Surface water flooding

Impact 5
risk indicator
Impact & Likelihood
Impact key
5 Catastrophic
4 Significant
3 Moderate
2 Limited
1 Minor
Likelihood key
5 >25%
4 5-25%
3 1-5%
2 0.2-1%
1 <0.2%


Surface water flooding occurs when rainfall overwhelms the capacity of drainage systems and surface water sewers, resulting in water flowing over the land instead of through drainage systems. This type of flooding can occur in a wide variety of locations, including towns or cities located far from the sea or rivers. It is also particularly difficult to forecast with accuracy and can happen at very short notice, with periods of short but intense rainfall likely to increase in the future due to the warming climate.

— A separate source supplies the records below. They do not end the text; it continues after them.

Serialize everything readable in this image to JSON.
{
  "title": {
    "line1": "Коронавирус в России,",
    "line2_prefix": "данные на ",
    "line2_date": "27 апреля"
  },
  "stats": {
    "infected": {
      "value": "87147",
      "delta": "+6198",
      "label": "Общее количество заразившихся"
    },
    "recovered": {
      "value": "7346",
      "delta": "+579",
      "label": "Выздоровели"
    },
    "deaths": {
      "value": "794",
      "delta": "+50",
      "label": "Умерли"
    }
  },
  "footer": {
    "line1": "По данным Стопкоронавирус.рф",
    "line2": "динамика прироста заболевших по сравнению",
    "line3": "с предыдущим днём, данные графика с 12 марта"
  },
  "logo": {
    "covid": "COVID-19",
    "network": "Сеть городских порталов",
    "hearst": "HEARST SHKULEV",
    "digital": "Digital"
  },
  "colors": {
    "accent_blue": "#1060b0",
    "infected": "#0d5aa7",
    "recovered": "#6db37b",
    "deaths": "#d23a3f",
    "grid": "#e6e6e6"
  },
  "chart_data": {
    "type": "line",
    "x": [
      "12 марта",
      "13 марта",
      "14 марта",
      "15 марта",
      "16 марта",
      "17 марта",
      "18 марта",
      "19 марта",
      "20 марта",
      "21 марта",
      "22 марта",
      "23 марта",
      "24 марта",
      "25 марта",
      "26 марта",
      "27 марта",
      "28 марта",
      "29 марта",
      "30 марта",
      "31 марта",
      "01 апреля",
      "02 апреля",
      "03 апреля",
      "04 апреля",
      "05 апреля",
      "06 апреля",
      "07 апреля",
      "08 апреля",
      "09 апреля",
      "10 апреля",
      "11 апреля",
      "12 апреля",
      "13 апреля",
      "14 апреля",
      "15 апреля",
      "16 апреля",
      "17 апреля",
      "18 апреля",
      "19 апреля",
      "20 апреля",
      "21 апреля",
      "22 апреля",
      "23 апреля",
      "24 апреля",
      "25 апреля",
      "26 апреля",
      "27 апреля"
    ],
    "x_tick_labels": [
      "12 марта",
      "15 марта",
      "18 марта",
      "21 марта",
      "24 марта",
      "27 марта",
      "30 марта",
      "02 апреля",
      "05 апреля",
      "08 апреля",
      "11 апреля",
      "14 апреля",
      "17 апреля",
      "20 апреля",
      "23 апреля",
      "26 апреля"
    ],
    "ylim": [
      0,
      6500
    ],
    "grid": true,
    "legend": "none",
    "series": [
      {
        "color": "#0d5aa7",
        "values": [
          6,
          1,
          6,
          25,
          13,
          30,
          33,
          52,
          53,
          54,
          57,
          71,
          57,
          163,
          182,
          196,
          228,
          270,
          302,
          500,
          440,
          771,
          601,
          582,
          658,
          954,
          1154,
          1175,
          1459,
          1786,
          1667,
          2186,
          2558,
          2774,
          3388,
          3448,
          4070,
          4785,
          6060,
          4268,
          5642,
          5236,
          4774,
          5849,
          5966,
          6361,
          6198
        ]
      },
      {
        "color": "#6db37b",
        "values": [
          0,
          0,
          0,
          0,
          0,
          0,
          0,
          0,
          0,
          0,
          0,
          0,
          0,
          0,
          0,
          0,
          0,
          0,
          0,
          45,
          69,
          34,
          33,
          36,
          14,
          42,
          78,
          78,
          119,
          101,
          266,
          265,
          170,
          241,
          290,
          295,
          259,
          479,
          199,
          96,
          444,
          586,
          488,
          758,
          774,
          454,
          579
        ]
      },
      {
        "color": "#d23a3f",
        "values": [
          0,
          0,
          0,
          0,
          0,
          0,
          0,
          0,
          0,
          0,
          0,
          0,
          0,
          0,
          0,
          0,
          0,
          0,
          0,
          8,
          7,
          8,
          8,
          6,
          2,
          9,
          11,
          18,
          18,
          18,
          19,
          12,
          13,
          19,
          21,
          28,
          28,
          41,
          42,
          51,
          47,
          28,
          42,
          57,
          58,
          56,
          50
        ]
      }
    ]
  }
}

The reasonable worst-case scenario is based on a large flood event in a metropolitan area, resulting from a pocket of exceptionally high rainfall in the south east. The most severe impacts in any metropolitan area would lead to significant damage to homes and businesses. The evacuation of residents would be necessary, with short- to medium- term shelter being required. Depending upon the geological conditions, surface water flooding may lead to an increased likelihood of geological instability (for example sinkholes or landslides) in the impacted area. This could cause significant impacts to the local response, transport infrastructure, and other infrastructure in the impacted area.

Key assumptions

Areas most at risk would not be warned until 6-24 hours before the event and the exact location of the most intense rainfall would not be known in advance due to the unpredictability of where and when heavy thunderstorms will occur.


A high impact but less likely variation could involve surface water flooding in an urban area exacerbated by coastal or fluvial flooding. There would also be greater disruption from surface water flooding in areas with dense populations, with poor drainage creating greater levels of property damage and displacement of possibly thousands of people.

Response capability requirements

Lead Local Flood Authorities have responsibility for managing surface water flood risks, including assessing the risks, implementing a local flood risk management strategy and working in partnership with other involved agencies. The Department for Levelling Up, Housing and Communities has well-established multi-Local Resilience Forums mutual aid arrangements in place to support flood preparedness and a coordinated national response. Pre-prepared national resources are available, including sandbags, mobile flood barriers and mobile pumps, ready to be moved where needed.


There would be extensive damage to homes and businesses as people would be unprepared due to the lack of surface water specific warning systems. Surface water flooding would have major recovery impacts and long-term economic, environmental, infrastructure and humanitarian implications.